Personal information
- Full name: Patrick Anthony Hector
- Born: 29 July 1958 (age 68) Islington, London, England
- Batting: Right-handed
- Bowling: Right-arm medium

Domestic team information
- 1977: Essex

Career statistics
| Competition | First-class |
| Matches | 3 |
| Runs scored | 75 |
| Batting average | 18.75 |
| 100s/50s | –/– |
| Top score | 40 |
| Balls bowled | 336 |
| Wickets | 7 |
| Bowling average | 33.66 |
| 5 wickets in innings | – |
| 10 wickets in match | – |
| Best bowling | 3/56 |
| Catches/stumpings | –/– |
- Source: Cricinfo, 28 September 2014

= Pat Hector =

English cricketer (born 1958)

Patrick Anthony Hector (born 29 July 1958) is an English former first-class cricketer. He played in three matches for Essex in the 1977 English cricket season. He also appeared for the England Under-19 cricket team in two One-Day International matches against Australia in England in the same cricket season.

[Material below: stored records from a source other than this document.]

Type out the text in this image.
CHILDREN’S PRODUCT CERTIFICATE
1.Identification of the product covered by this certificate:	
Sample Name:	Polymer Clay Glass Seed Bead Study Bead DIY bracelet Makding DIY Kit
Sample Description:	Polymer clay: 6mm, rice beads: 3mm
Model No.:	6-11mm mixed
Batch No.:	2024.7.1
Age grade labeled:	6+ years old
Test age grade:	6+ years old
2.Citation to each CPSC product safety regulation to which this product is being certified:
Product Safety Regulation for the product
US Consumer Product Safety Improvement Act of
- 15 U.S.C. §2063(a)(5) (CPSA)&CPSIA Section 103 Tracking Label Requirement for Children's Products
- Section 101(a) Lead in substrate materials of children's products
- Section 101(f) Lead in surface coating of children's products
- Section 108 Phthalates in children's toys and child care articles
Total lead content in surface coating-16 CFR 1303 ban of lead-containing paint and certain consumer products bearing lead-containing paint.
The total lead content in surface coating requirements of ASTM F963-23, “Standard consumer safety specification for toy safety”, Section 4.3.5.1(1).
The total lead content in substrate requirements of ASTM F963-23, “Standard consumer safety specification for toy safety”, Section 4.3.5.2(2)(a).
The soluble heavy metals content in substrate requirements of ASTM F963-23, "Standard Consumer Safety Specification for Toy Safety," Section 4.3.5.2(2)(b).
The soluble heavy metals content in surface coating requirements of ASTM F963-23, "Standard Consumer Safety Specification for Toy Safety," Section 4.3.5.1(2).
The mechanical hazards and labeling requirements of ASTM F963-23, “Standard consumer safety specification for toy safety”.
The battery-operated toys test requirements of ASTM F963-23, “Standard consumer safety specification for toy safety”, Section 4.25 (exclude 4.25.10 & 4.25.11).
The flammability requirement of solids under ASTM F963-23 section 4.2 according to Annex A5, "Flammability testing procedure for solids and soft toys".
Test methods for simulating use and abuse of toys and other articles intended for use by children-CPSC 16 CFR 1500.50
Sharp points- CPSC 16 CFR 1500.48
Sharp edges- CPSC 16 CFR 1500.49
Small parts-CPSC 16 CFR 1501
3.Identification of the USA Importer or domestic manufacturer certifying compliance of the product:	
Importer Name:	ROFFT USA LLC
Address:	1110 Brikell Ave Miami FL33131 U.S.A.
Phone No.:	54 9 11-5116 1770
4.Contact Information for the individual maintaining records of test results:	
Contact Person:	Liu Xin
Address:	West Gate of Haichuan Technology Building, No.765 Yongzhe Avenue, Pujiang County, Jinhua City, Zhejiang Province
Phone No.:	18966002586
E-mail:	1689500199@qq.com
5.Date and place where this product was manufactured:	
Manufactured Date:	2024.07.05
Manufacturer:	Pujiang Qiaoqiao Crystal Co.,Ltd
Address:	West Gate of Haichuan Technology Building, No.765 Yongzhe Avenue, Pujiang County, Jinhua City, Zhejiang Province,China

Hector was a right-handed lower-order batsman, though in his first first-class match against Cambridge University he batted in the Essex middle order and scored 40 runs, his career-best score. He was also a right-arm fast-medium pace bowler who opened the bowling. His best bowling performance came in his last match, with three for 56 against Leicestershire.

Wisden wrote in 1978 that Hector was "highly thought of by the senior players" at Essex, but he did not appear for the county again, although he played second eleven cricket for a further season.

==Personal life==
Pat was born in England and is of Jamaican descent. His son Michael is a professional footballer with Dagenham and Redbridge and is an international footballer for the Jamaica national football team.